Assommé de substances illicites, le principal protagoniste finit par sombrer dans une démence irrationnelle en semant la mort autour de lui. Le réalisateur fait habilement se perdre le spectateur dans un chaos de sensations où tous les repères se distendent progressivement.

En suivant le personnage dans ses régressions nocturnes, on s'égare dans les méandres de sa mémoire devenue erratique où il est bien difficile de différencier la brutale réalité de l'hallucination. Venons-en à présent au premier segment "Final Girl", le premier film réalisé par Jorg Buttgereit depuis très longtemps. Oserais-je affirmer, au risque de désappointer les nombreux fans du réalisateur, que son métrage est le plus faible de cette anthologie ? Sans être totalement inintéressante, l'histoire d'une jeune fille dévorée par la vengeance et qui torture lentement son père, n'a rien de fulgurante.
Certes, Buttgereit a l'art d'instaurer un climat oppressant et profondément dérangeant, mais la structure narrative du film est terriblement lente et la voix-off monotone de la jeune femme ne fait qu'accentuer cette sensation d'immobilisme. Les amateurs de gore devront aussi se contenter du minimum puisque le cinéaste ne propose qu'un égorgement (ultra réaliste, il est vrai) et une castration suggérée.
On a connu Buttgereit bien plus audacieux. Mais que cettte relative réticence ne nous fasse pas perdre de vue la qualité globale du film. German Angst peut se targuer de représenter l'une des meilleures anthologies germaniques réalisée depuis bien longtemps.
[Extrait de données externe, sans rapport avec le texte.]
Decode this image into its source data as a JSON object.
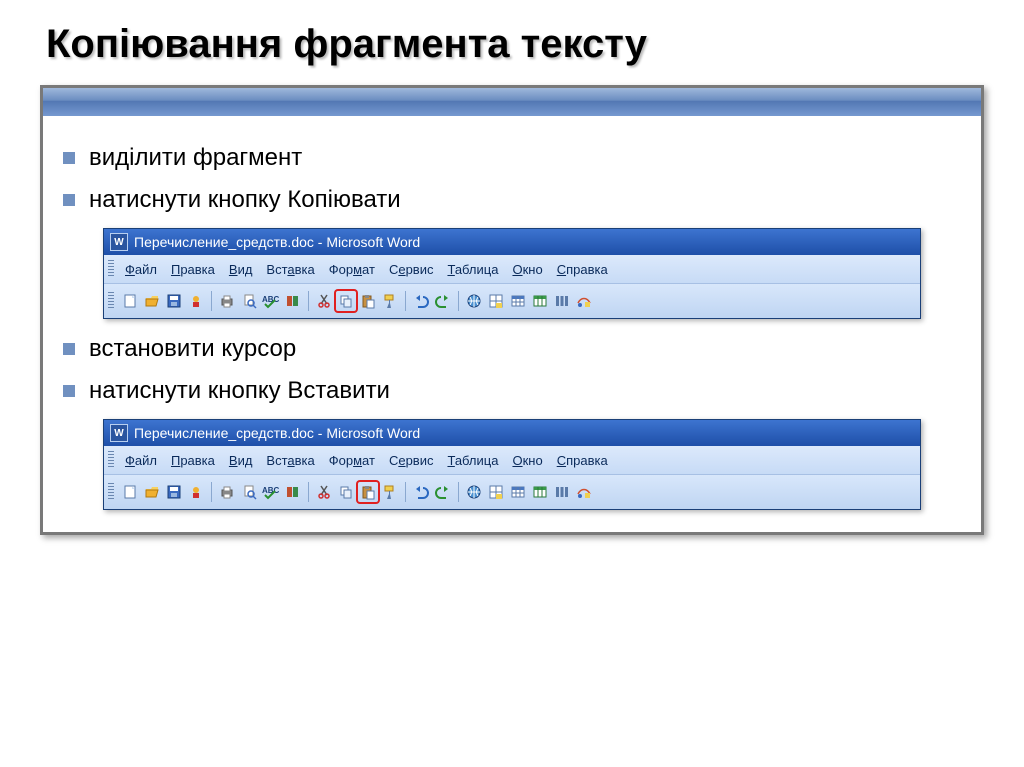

Rien que pour le terrible segment "Make a wish", cette oeuvre mérite d'être vue et appréciée à sa juste valeur en tant que témoignage sociologique sur les afflictions d'une Allemagne qui, entre le poids du passe et les errances d'aujourd'hui se déchire encore souvent en un conflit intérieur, à la recherche d'une réconciliation impossible avec elle-même.